At the fourth congress of the Cav. Lav. Carlo Pesenti Foundation a round table with Nobel Laureate Joseph Stiglitz: “globalization is an inevitable process.”
A hypothetical bridge providing a direct link to enable the industrialized and emerging nations to examine global growth issues along a single path toward sustainability.
This was the guideline for the fourth annual congress of the Fondazione Cav. Lav. Carlo Pesenti held at the Bergamo Conference Center, which this year examined the theme “Sustainable Development: a common track for emerging and mature economies”.
After the welcome and opening address delivered by the foundation’s Chairman, Giovanni Giavazzi, the more than four hundred delegates at the congress heard a paper from Economics Nobel Laureate Joseph E. Stiglitz, whose “Initiative for Policy Dialogue” project offered an analysis of the errors and benefits of globalization to help the emerging nations explore all the possible economic policy alternatives and enable wider, informed civic participation in policy-making.
Joseph E. Stiglitz: globalization is an inevitable process.
The project, an exhaustive study followed, in subsequent years, by the work that won the Nobel prize — an examination of information imbalances and their impact on the markets—, led Stiglitz to conclude that globalization is an inevitable process that can be harnessed to augment the wealth of the more backward countries and the populations of the developed countries through a mixture of solidarity policies and action by international bodies.
According to Stiglitz, economic globalization is a positive force that can drive growth and improve the living standards of the world’s poorest peoples. It requires a review of trade agreements, economic policies imposed on the developing nations, international aid and the global financial system.
These and other reforms would enable globalization to develop its full potential, without prejudice to democracy and social justice. The congress also heard video contributions from Al Gore, the 2007 Nobel Peace Prize winner, TaoTao Chen, a lecturer at the Center for China – Tsinghua University, Beijing, Barack Obama, one of the US senators running for the Democratic Party nomination for the 2008 presidential elections, and Suketu Metha, writer and journalist, short-listed for the 2005 Pulitzer Prize.
In his message, Al Gore stressed that as far as the environment is concerned “We are facing a planetary emergency, one that threatens the future of human civilization. Members of the global business community, governments, and civil society all have a responsibility when it comes to the climate crisis. Some action has been taken: Italy, for example, boasts the 7th highest installed wind power capacity in the world and has doubled its overall renewable energy resources since 1990. This is a trend that must continue to accelerate, but it can only advance through better partnership between government and industry.”

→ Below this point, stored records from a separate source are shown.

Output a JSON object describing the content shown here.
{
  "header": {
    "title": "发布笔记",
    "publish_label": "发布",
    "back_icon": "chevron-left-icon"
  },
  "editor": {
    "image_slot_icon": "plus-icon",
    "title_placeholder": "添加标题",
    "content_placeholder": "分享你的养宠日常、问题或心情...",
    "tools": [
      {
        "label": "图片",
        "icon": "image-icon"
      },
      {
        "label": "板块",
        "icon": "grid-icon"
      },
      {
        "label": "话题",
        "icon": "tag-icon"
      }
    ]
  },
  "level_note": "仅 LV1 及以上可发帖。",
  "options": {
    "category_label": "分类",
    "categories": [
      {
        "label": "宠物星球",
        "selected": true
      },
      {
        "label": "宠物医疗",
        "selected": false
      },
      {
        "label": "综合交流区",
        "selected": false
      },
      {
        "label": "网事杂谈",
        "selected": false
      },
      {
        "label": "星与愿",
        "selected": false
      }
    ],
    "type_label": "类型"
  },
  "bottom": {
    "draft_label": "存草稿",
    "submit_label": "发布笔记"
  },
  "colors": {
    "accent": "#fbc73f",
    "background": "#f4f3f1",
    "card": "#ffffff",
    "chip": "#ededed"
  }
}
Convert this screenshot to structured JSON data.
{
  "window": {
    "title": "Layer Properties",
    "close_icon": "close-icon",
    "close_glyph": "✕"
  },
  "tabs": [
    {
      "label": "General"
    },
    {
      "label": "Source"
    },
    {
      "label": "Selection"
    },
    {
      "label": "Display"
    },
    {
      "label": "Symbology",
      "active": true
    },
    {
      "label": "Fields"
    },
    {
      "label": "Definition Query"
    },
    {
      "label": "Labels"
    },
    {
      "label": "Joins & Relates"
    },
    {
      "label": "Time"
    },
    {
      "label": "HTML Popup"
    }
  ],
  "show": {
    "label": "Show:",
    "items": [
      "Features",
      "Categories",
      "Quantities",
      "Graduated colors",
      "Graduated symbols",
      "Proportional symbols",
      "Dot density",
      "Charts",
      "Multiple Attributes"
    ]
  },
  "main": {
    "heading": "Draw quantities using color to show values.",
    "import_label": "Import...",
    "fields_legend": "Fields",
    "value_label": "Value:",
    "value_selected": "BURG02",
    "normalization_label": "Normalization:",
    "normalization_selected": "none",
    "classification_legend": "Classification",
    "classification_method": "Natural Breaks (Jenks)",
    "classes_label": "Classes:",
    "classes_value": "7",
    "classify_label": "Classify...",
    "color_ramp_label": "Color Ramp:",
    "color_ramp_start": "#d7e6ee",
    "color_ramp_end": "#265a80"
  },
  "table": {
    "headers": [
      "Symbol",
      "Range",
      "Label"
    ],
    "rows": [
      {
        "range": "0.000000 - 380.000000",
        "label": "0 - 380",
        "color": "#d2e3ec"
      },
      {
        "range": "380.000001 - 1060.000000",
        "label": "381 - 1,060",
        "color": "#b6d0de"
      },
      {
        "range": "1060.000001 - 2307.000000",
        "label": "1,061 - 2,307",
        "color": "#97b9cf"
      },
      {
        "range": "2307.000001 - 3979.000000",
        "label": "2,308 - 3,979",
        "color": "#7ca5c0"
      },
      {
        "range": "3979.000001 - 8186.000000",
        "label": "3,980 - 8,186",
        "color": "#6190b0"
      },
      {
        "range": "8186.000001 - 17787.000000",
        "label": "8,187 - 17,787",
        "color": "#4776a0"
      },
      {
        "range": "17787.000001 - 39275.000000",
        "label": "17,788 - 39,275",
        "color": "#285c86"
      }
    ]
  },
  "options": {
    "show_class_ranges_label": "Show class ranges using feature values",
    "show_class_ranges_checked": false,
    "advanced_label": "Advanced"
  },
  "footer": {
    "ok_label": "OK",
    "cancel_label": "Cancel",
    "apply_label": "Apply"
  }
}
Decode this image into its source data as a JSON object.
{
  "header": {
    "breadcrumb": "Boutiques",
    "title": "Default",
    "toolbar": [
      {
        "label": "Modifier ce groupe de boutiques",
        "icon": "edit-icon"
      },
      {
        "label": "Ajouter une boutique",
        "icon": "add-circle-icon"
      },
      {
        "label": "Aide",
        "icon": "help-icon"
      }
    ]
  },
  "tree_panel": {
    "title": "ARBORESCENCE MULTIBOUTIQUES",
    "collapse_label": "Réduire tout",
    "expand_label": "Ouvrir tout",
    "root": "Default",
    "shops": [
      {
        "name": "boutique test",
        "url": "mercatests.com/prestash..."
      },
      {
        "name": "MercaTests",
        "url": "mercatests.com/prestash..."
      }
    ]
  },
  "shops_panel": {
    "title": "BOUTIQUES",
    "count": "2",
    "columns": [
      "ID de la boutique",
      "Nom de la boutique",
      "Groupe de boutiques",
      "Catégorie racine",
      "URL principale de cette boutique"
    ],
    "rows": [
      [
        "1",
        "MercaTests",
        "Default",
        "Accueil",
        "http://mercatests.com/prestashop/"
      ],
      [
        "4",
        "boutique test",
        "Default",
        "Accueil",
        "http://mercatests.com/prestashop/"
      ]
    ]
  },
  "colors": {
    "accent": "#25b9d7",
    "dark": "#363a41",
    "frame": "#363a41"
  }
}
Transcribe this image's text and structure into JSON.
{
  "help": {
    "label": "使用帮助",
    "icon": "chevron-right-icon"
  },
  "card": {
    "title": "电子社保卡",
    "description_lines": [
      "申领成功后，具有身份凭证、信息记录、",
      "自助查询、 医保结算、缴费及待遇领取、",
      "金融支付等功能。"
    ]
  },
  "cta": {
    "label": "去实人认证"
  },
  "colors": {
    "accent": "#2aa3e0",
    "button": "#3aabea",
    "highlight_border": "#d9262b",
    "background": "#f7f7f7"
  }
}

The Fondazione Cav. Lav. Carlo Pesenti Congress ended with a round table, where, in addition to Joseph Stiglitz, the panel members were Tito Boeri, Professor of Economics at Milan’s Bocconi University, and Moushira Khattab, Secretary General of Egypt’s National Council for Childhood and Motherhood and Vice Chairman of the United Nations Committee on the Rights of the Child.
Concluding the Congress, Carlo Pesenti underlined the consistency of the Group’s policies with the principles of Sustainability: “By embracing sustainability we have created an industrial group that expresses a modern, innovative attitude and the enormous capacity of the various Group divisions to work together as a winning team on local markets.”
“Our openness to change,” Pesenti added, “has led us to anchor our industrial growth policy to a number of fundamental principles as the basis of putting into practice the integration of global and local that lies at the heart of our corporate identity.”
Thanking the speakers at the Congress, Giampiero Pesenti recalled the ties between Professor Stiglitz and Bergamo University, which has awarded the Nobel Laureate an Honoris Causa Degree. “This reflects a positive combination of outstanding qualities: the thought of a distinguished economist, his lively intellectual generosity and the spirit of initiative and modernity of our local community.”